Many people do not perceive AI tools as a potential cybersecurity risk. They seem no different from search engines or office software. The critical difference, however, is that users often enter information into AI systems that they would never intentionally upload to a public platform, including customer data, contract excerpts, financial information, internal documents, or elements of business strategy. This has created a paradox within many organisations: AI adoption is accelerating rapidly, while security policies and employee awareness are struggling to keep pace. Our research found that only 8% of workplaces in Latvia have clearly defined AI usage policies accompanied by employee training. The figure is 6% in Estonia and just 5% in Lithuania. In other words, AI is being used in the vast majority of organisations without a consistent governance framework or clearly defined boundaries.

People Remain the Greatest Security Risk

Paid AI solutions do not guarantee complete security. However, enterprise-managed platforms typically provide stronger controls, including better data protection, centralised access management, stricter privacy settings, and compliance with higher security standards. Even the most secure technology, however, becomes vulnerable if employees do not know how to use it responsibly. Cybersecurity professionals have long recognised that people represent the greatest security risk, and in the age of AI, this observation is more relevant than ever. This does not mean employees deliberately act irresponsibly.
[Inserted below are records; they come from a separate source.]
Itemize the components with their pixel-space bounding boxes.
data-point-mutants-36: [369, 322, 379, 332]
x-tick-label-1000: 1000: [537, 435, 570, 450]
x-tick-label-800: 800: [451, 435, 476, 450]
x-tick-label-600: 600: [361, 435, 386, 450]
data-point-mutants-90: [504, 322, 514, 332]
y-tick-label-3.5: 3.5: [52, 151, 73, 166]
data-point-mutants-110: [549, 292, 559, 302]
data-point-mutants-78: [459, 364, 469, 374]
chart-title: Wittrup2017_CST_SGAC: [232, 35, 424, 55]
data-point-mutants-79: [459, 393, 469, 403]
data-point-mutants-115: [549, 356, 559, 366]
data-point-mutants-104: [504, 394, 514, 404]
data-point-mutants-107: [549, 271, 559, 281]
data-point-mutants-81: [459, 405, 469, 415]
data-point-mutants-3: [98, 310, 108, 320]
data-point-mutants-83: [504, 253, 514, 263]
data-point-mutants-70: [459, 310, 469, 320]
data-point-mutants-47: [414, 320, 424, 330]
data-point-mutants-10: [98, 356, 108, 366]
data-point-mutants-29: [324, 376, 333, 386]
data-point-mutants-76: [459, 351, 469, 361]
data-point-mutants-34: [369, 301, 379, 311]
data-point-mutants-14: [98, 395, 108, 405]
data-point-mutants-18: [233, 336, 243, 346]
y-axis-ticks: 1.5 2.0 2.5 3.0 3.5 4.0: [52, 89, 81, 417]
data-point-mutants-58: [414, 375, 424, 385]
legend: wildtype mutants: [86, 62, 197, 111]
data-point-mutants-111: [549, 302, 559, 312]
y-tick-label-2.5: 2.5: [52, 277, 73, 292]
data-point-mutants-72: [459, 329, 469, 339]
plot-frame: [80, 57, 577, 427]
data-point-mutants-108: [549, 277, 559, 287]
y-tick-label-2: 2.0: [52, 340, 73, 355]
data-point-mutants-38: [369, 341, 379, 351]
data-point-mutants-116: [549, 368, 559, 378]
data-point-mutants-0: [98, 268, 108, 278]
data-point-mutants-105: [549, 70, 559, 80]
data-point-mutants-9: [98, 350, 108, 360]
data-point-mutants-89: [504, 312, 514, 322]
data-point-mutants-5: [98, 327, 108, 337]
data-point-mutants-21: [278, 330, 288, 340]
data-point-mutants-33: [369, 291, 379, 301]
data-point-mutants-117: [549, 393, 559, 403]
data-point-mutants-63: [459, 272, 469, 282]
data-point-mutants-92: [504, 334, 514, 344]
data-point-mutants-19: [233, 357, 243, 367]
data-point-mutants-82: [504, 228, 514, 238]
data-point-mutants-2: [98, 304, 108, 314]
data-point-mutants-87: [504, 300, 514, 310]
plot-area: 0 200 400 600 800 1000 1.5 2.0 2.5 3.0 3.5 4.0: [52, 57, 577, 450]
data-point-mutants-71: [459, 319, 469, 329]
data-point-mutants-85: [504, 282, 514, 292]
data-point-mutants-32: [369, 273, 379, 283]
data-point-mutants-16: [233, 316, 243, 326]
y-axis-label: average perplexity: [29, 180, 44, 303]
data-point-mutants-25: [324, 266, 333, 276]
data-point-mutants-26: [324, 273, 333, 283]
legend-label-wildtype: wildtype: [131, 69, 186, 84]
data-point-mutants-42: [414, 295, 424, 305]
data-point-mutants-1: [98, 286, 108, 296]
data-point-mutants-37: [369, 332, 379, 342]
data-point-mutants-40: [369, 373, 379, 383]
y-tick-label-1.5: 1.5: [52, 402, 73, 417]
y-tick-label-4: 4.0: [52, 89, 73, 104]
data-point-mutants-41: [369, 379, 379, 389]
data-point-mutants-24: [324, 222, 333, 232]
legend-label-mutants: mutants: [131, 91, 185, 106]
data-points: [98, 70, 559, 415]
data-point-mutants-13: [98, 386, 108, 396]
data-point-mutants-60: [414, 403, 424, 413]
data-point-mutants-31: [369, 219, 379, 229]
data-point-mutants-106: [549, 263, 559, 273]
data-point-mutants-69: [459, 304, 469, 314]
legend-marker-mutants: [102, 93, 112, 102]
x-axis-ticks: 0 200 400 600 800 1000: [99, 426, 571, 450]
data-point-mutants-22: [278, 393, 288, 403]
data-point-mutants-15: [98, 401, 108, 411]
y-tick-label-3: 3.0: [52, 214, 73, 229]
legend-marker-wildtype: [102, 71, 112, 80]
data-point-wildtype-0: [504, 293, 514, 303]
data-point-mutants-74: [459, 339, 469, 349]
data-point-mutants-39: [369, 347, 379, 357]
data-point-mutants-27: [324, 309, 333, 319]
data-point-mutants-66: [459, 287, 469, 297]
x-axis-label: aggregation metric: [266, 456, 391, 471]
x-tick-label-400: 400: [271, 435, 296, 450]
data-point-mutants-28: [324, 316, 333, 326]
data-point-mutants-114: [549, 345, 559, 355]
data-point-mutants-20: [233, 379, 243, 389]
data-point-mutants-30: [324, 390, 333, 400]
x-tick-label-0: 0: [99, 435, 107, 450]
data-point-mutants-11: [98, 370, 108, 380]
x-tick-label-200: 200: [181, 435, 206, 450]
The challenge is that AI technologies are evolving much faster than organisations can establish governance frameworks, develop internal policies, and train their workforce. Over the coming years, the defining question will not simply be whether organisations use AI, but whether they use it safely, responsibly, and strategically.

Organisations need clear AI policies, practical guidelines, regular employee training, and a shared understanding of what information may - and may not - be entered into external AI tools. Without these foundations, businesses risk data breaches, reputational damage, and a workplace where AI adoption develops in a fragmented and uncontrolled manner.